La svolta arriva il 2 luglio, quando i 12 ragazzi e l’allenatore vengono individuati vivi e in buone condizioni. Sono in una cavità rimasta asciutta. Ma non si può ancora procedere con il recupero. In un primo momento si parla addirittura di alcuni mesi per tirare fuori il gruppo. Bisogna infatti addestrare le persone intrappolate alle immersioni e aspettare che finisca il periodo delle piogge. Per questo, dal 4 luglio, i ragazzi fanno pratica sott’acqua con le maschere. Intanto in superficie si continua a estrarre acqua, ma due chilometri restano sommersi. Si teme che la pioggia allaghi di nuovo tutto. Il 6 luglio il livello dell’ossigeno nella grotta scende al 15%, (21% il valore medio) e un soccorritore muore durante un’ immersione. Il governatore dell’area riconosce lo stallo: “I ragazzi non sanno ancora immergersi e non vogliamo correre rischi”.
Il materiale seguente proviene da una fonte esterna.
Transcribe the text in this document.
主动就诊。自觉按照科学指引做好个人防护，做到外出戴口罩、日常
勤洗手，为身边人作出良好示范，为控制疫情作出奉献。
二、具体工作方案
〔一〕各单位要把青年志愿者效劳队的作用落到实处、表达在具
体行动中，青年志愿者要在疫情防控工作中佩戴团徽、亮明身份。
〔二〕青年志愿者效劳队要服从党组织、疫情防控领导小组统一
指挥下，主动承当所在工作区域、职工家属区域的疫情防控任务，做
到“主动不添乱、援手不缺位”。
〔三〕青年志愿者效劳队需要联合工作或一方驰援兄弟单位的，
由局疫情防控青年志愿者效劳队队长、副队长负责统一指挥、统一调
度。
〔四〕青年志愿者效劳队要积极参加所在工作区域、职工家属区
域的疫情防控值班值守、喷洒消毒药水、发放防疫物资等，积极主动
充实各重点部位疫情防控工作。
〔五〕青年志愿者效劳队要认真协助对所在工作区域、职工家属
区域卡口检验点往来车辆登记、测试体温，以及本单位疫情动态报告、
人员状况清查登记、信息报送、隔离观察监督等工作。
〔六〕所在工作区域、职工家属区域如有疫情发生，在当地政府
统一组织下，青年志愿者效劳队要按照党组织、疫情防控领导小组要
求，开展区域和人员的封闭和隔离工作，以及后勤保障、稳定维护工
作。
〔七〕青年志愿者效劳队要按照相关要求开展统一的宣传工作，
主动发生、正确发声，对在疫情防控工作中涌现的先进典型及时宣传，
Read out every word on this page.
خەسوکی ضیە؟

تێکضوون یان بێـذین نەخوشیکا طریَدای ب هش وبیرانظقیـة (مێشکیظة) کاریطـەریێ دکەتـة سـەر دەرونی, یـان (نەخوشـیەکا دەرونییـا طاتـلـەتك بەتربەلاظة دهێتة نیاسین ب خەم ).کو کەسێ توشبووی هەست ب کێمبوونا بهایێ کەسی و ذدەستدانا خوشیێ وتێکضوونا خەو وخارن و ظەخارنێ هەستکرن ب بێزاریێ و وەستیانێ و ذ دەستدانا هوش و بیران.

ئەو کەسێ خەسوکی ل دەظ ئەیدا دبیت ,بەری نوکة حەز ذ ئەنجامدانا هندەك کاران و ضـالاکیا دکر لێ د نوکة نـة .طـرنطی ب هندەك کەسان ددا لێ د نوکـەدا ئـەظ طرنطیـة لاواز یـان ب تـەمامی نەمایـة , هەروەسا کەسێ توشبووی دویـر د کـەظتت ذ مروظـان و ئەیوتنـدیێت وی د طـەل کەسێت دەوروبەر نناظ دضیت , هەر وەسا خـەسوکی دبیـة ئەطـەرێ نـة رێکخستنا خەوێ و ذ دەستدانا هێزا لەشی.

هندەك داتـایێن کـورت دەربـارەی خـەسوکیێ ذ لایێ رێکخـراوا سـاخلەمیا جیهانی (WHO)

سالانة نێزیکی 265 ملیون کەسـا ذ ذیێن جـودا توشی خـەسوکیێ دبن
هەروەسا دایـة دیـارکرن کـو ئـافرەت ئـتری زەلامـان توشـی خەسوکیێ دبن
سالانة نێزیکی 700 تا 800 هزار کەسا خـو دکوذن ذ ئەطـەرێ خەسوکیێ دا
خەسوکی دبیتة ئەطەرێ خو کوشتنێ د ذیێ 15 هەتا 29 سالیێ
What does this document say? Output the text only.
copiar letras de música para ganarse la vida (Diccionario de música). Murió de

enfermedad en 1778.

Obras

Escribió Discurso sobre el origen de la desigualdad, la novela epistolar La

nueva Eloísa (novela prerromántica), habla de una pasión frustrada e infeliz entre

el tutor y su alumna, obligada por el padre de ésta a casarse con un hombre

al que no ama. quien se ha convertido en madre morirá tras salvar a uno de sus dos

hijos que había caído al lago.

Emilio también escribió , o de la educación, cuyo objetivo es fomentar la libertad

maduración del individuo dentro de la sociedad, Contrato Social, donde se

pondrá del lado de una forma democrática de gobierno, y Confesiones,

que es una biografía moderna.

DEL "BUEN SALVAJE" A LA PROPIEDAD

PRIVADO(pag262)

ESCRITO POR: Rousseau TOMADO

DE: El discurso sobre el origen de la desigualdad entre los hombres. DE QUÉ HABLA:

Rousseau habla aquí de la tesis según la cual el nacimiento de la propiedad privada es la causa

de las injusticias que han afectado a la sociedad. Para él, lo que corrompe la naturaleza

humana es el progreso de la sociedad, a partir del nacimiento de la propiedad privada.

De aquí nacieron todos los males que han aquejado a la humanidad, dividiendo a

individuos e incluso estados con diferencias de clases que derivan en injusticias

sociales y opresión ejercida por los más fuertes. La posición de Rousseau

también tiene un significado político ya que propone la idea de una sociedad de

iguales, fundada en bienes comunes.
Intanto, i giovani scrivono ai genitori assicurando loro che stanno bene, mentre il loro allenatore si scusa con le famiglie per l’accaduto. Del loro caso si interessa tutto il mondo: la Federazione mondiale del calcio li invita alla finale della Coppa del mondo in Russia, augurandosi che vengano riportati in superficie in tempo. Mentre dagli Stati Uniti arriva anche l’aiuto di Elon Musk, imprenditore proprietario della società di esplorazione spaziale Space X. “Gli ingegneri di Space X e Boring Company sono diretti in Thailandia per capire se possiamo essere d’aiuto al governo. Ci sono probabilmente molte complessità che sono difficili da valutare senza essere lì in persona”, scrive Musk su Twitter. Ma il tempo stringe e le piogge aumentano. L’8 luglio le autorità prendono una decisione: iniziano – alle 10 locali, le 5 in Italia – le operazioni per estrarre i ragazzi e il coach. Entrano in azione i sub che devono percorrere 1,7 chilometri tra andata e ritorno e che per farlo impiegano circa 11 ore.